There are a few things to consider before deciding whether or not to use a warrant canary. The first is whether or not you believe that the police will actually search your home if they receive a warrant. If they do, then the canary will sound an alarm and you will be able to take steps to protect yourself. However, it is always important to weigh the risks and benefits of using a warrant canary before making any decisions. The second consideration is whether or not you trust the person who issued the warrant. Many people do not because they have had negative experiences with law enforcement in the past. If you do not feel confident in their ability to issue warrants correctly, then it may be better not to use a warrant canary at all. Finally, make sure that you have enough evidence to support your case against the police officer who issued the warrant. This could include screenshots of text messages, videos, or other evidence that proves that the officer was wrong about what they were looking for when issuing the warrant.
What Is a Warrant Canary?
Some providers of privacy-focused services like VPNs have a warrant canary on their websites. A warranty canary is a way for a service to quietly send a signal that it has been served with a warrant for information about its users. For example, if people are using a VPN for torrenting and it shows the signal, that’s a sign the VPN may have been forced to report information about their users’ peer-to-peer activity.

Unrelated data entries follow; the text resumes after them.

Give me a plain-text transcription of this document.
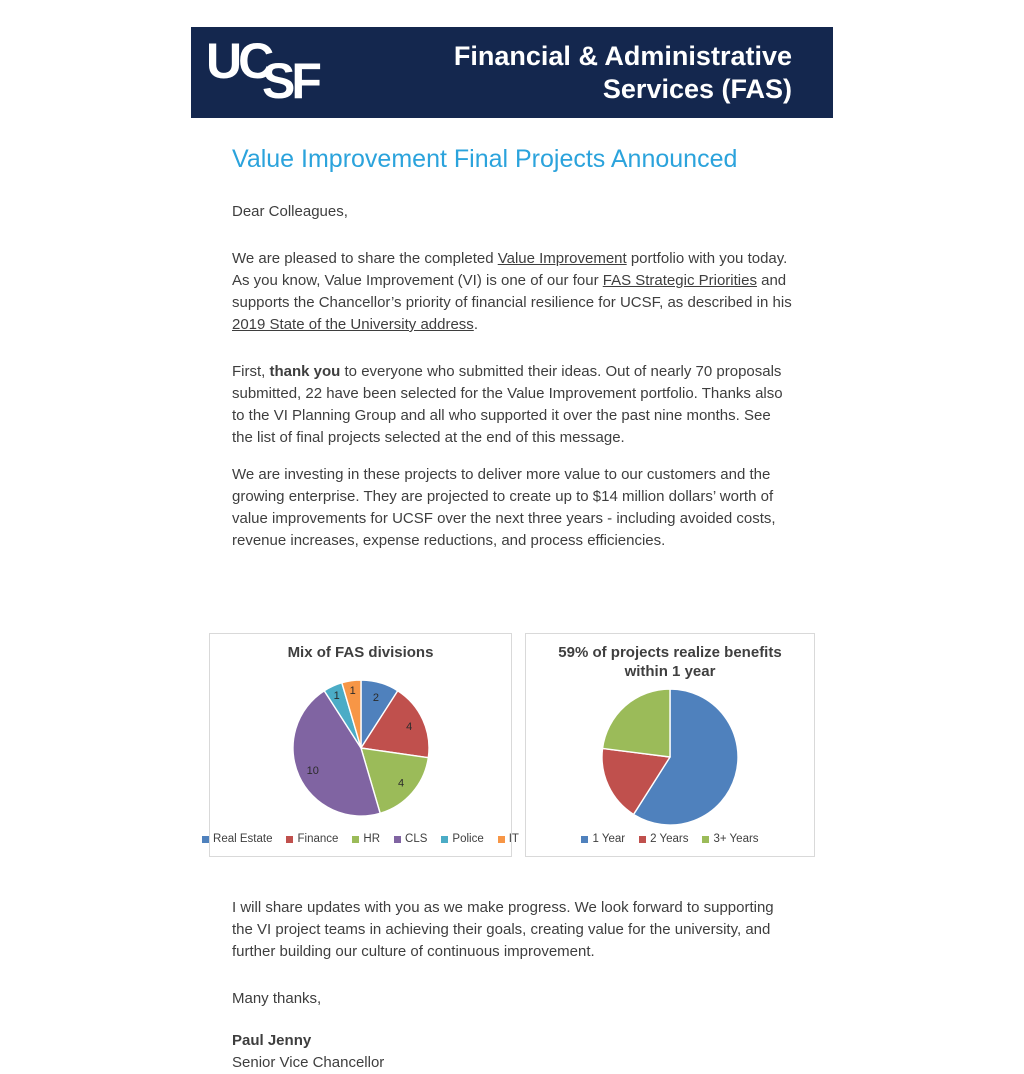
UC
SF	Financial & Administrative
Services (FAS)
Value Improvement Final Projects Announced

Dear Colleagues,

We are pleased to share the completed Value Improvement portfolio with you today. As you know, Value Improvement (VI) is one of our four FAS Strategic Priorities and supports the Chancellor’s priority of financial resilience for UCSF, as described in his 2019 State of the University address.

First, thank you to everyone who submitted their ideas. Out of nearly 70 proposals submitted, 22 have been selected for the Value Improvement portfolio. Thanks also to the VI Planning Group and all who supported it over the past nine months. See the list of final projects selected at the end of this message.

We are investing in these projects to deliver more value to our customers and the growing enterprise. They are projected to create up to $14 million dollars’ worth of value improvements for UCSF over the next three years - including avoided costs, revenue increases, expense reductions, and process efficiencies.

Mix of FAS divisions
2
4
4
10
1 1
Real Estate Finance HR CLS Police IT
59% of projects realize benefits within 1 year
1 Year 2 Years 3+ Years

I will share updates with you as we make progress. We look forward to supporting the VI project teams in achieving their goals, creating value for the university, and further building our culture of continuous improvement.

Many thanks,

Paul Jenny

Senior Vice Chancellor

The name comes from the canary British coal miners used to bring with them into the pits to detect carbon monoxide. As birds are a lot more susceptible to the gas than humans are, if the canary showed signs of distress—or the poor creature died—the miners knew they had to get out of the mine before they themselves would succumb to the odorless gas. Smithsonian Magazine has a full history of the phenomenon.
The term “canary in a coalmine” has become synonymous with warning systems and the term is widely used in all kinds of situations. Digital services like secure cloud storage provider SpiderOak have one, for example, and Cloudflare states that one was used in a public library in Vermont. In the case of VPNs, the now-defunct VikingVPN seems to have been the first service to have offered it, though it seems a little hard to pin down for sure.
How a Warrant Canary Works
There are multiple variants of the warrant canary. At its most basic, it’s a sign—digital or otherwise—that states something along the lines of “we’ve not been served any warrants.” If the sign is there, you know the coast is clear. If, however, the sign has been removed, you know a warrant or some other kind of information request has been served—like a gag order or national security letter.
You’ll probably note that the warrant canary isn’t specific in who got served or why: You just know the canary died, not what killed it. Just like in the mines, you’re supposed to simply run. This is because most of these types of orders make it very clear that you’re not supposed to tell the subject of the warrant that it’s been served. A more general warning like removing a sign skirts that rule.
Informing the subject of a warrant usually means stiff penalties for the service in question and apparently some orders come with the added instruction not to trip a warrant canary or anything similar. Australia even went so far as to outlaw them completely.
Warrant Canaries and Transparency Reports
That’s how warrant canaries work. However, you’ll rarely see an old-fashioned warrant canary anymore. Most VPNs and other services will usually have some kind of report on their website that states whether they have been served or not. They’re often still called a warrant canary, though the term “transparency report” is popping up more and more often.
One good example of a page like that is Surfshark, which comes right out and tells you how many warrants and the like it has received. Perfect Privacy does much the same. In each case, the page is regularly updated so you know when the company has been served and whether you need to rethink what you’ve been doing while using the VPN.
How Useful Is a Warrant Canary?
As useful as a warrant canary may seem, though, especially for people using a VPN to cover activities that may be illegal in some jurisdictions (like torrenting,) there are some questions to raise about how useful they really are. The old-fashioned kind of warrant canary, which simply tells you something may have happened but you don’t know what, seems mainly a great way to cause anxiety attacks.
The new versions don’t seem that much better. Sure, it’s good to know a company has been served and with what, but as long as you don’t know what it is, it just causes more anxiety. Are they after evidence that proves people have been torrenting some TV show, chasing down a Snowden-type whistleblower, or just trying to find some dude who has been harassing women online? You don’t know, and you’ll likely never find out.
Added to that is another issue: if you’ve been using a no-log VPN, there should be precious little to hand over in the first place. In a way, it shouldn’t matter that a warrant was served. As long as the VPN is doing its job, a warrant shouldn’t provide any useful information—or at least not too much of it.
A final issue is that transparency reports aren’t always updated every time a warrant is served. Perfect Privacy only updates once a month, for example. Also, there’s also the simple fact that some of these orders expressly don’t allow warrant canaries to be tripped.
Though it’s a good sign that authorities don’t like warrant canaries and other forms of transparency—they wouldn’t bother with shutting them down if they didn’t do anything—what they really add for users is doubtful. As an extra safeguard they may come in handy, but we wouldn’t let our choice of the best VPN depend on whether or not they offer a warrant canary.